Anna A.

Anna A. Transport, obsługa
klienta,
administracja. ,

Temat: "Winę za katastrofę ponoszą i Polacy, i Rosjanie"

Przyczyn wypadku prezydenckiego samolotu jest wiele. Te przyczyny prawdopodobnie są rozłożone tak, że część można przypisać stronie polskiej, a część rosyjskiej - powiedział we wtorek szef Ministerstwa Spraw Wewnętrznych i Administracji Jerzy Miller, przedstawiając w senacie informację na temat badania tragedii.

Pytania mediów i ekspertów zaraz po katastrofie dotyczyły zwłaszcza systemu ostrzegającego przed zbliżaniem się samolotu do przeszkód terenowych TAWS. Urządzenie to w Tu-154 nie było bowiem do końca certyfikowane, a to oznacza, że nie było całkowitej pewności co do tego, czy funkcjonuje należycie.

- W wyniku przeprowadzonego badania, które rozpoczęto 4 maja w laboratorium ośrodka badawczego firmy UASC w Redmond (w stanie Waszyngton), stwierdzono, że sprzęt ten podczas lotu 10 kwietnia był sprawny i dostarczał załodze oraz systemom samolotu niezbędnych informacji – zaznaczył Komitet.

System TAWS został zainstalowany na pokładzie Tu-154 w latach 90., kiedy Polskę zaczęły obejmować zachodnie przepisy i procedury np. w lotach transoceanicznych. Ponieważ nie było wschodnich producentów takiego wyposażenia samolotów, zdecydowano, że zostanie ono zakupione w Stanach Zjednoczonych. W rozmowie z "Polską" płk Tomasz Pietrzak, były dowódca 36. specpułku, przyznał, że największym problemem było zgranie nowoczesnej jak na owe czasy elektroniki z radzieckimi układami samolotu, którego konstrukcja pochodzi z połowy lat 60.

Ustalenie kwestii, czy system TAWS działał prawidłowo w chwili zderzenia z ziemią, było kluczowe, ponieważ jakakolwiek wątpliwość w tej sprawie mogłaby wskazywać, iż piloci, zniżając się do niebezpiecznie niskiej wysokości, nie mieli tego świadomości. Wraz z pytaniami o system TAWS spekulowano również co do liczby osób postronnych znajdujących się w kokpicie tupolewa w chwili uderzenia o ziemię i tego, kto siedział za sterami.

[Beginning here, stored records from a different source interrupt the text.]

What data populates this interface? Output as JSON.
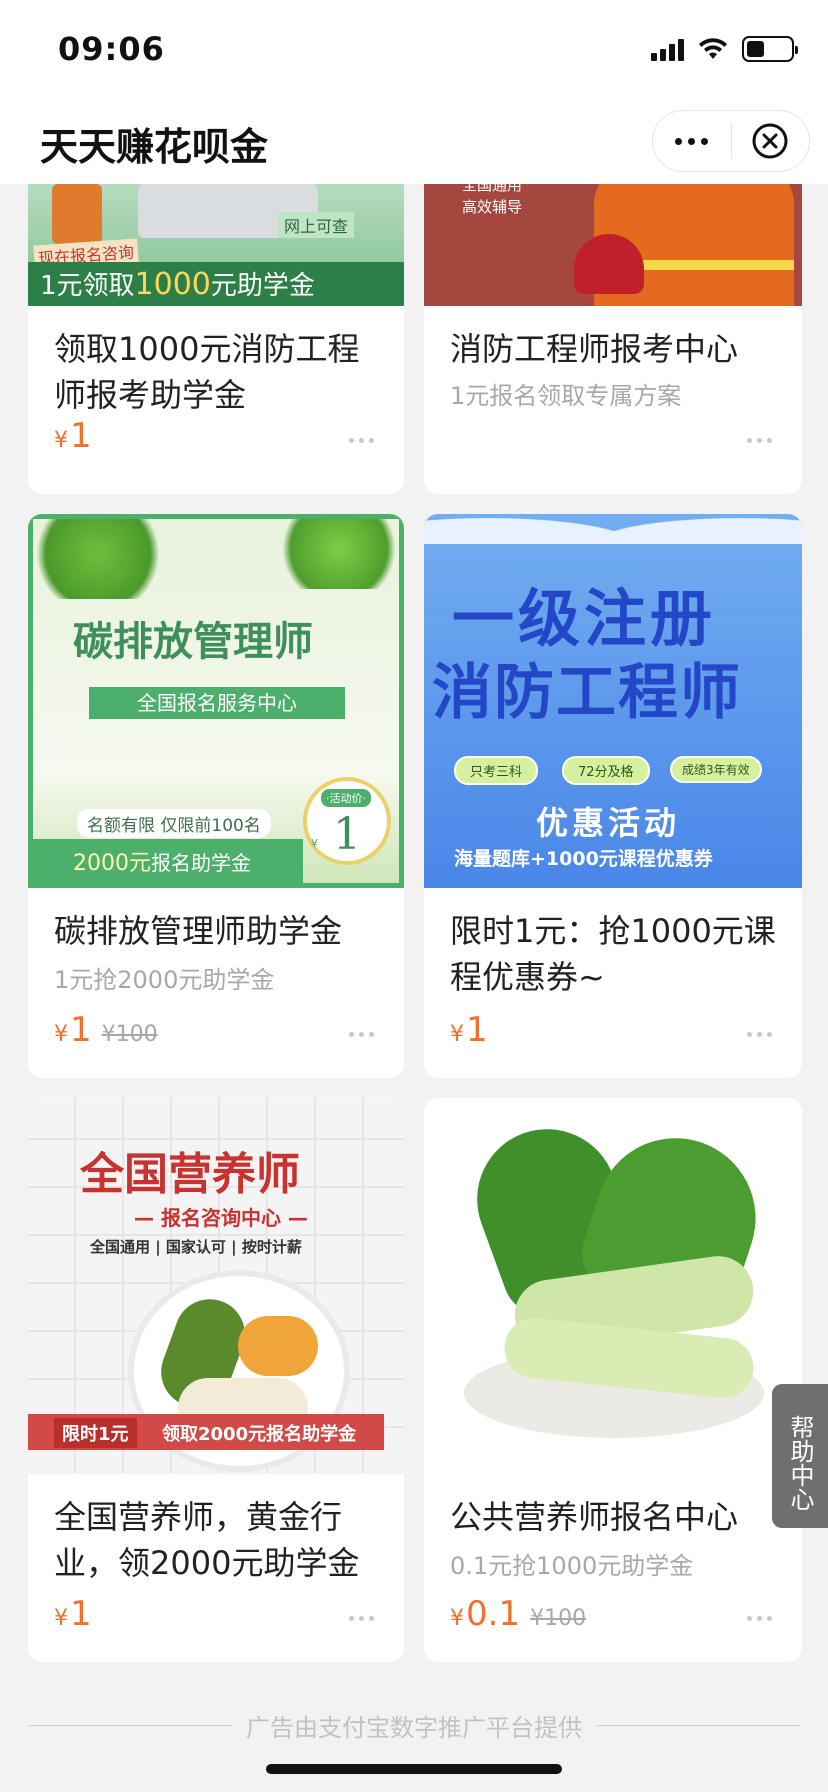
{
  "status_bar": {
    "time": "09:06"
  },
  "nav": {
    "title": "天天赚花呗金"
  },
  "cards": [
    {
      "image_texts": [
        "网上可查",
        "现在报名咨询",
        "1元领取",
        "1000",
        "元助学金"
      ],
      "title": "领取1000元消防工程师报考助学金",
      "price_symbol": "¥",
      "price": "1"
    },
    {
      "image_texts": [
        "全国通用",
        "高效辅导"
      ],
      "title": "消防工程师报考中心",
      "subtitle": "1元报名领取专属方案"
    },
    {
      "image_texts": [
        "碳排放管理师",
        "全国报名服务中心",
        "名额有限 仅限前100名",
        "2000元",
        "报名助学金",
        "·活动价·",
        "¥",
        "1"
      ],
      "title": "碳排放管理师助学金",
      "subtitle": "1元抢2000元助学金",
      "price_symbol": "¥",
      "price": "1",
      "original_price": "¥100"
    },
    {
      "image_texts": [
        "一级注册",
        "消防工程师",
        "只考三科",
        "72分及格",
        "成绩3年有效",
        "优惠活动",
        "海量题库+1000元课程优惠券"
      ],
      "title": "限时1元：抢1000元课程优惠券~",
      "price_symbol": "¥",
      "price": "1"
    },
    {
      "image_texts": [
        "全国营养师",
        "— 报名咨询中心 —",
        "全国通用 | 国家认可 | 按时计薪",
        "限时1元",
        "领取2000元报名助学金"
      ],
      "title": "全国营养师，黄金行业，领2000元助学金",
      "price_symbol": "¥",
      "price": "1"
    },
    {
      "title": "公共营养师报名中心",
      "subtitle": "0.1元抢1000元助学金",
      "price_symbol": "¥",
      "price": "0.1",
      "original_price": "¥100"
    }
  ],
  "help_tab": "帮助中心",
  "footer": "广告由支付宝数字推广平台提供",
  "colors": {
    "price": "#f0702c",
    "muted": "#a8a8a8",
    "background": "#f2f2f2"
  }
}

Kilka dni temu były dowódca sił lądowych gen. Waldemar Skrzypczak stwierdził, że zna przypadki, kiedy to generałowie lotnictwa, aby wylatać odpowiednią ilość godzin na samolotach, by tym samym otrzymywać specjalny dodatek pieniężny, sami zasiadali za sterami samolotów. Z informacji, do których dotarła Polska Agencja Prasowa, wynika jednak, że gen. Andrzej Błasik w chwili katastrofy prawdopodobnie w kokpicie stał lub siedział na dodatkowym fotelu i nie był zapięty pasami bezpieczeństwa.

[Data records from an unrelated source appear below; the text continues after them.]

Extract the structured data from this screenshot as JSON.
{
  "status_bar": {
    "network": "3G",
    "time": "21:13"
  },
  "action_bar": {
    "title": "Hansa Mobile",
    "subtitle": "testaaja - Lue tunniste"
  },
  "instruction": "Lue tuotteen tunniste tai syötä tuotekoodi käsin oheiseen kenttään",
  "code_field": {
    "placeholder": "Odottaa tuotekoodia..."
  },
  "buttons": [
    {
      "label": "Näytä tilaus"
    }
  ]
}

Te same źródła moskiewskie mówią, że drugi głos nagrany w kabinie pilotów należał do szefa protokołu dyplomatycznego z ramienia Ministerstwa Spraw Zagranicznych Mariusza Kazany. Jednak, jak powiedział w senacie Jerzy Miller, dwóch polskich ekspertów, którzy przesłuchiwali nagrania rozmów z kokpitu, nie rozpoznało głosu dyrektora protokołu dyplomatycznego.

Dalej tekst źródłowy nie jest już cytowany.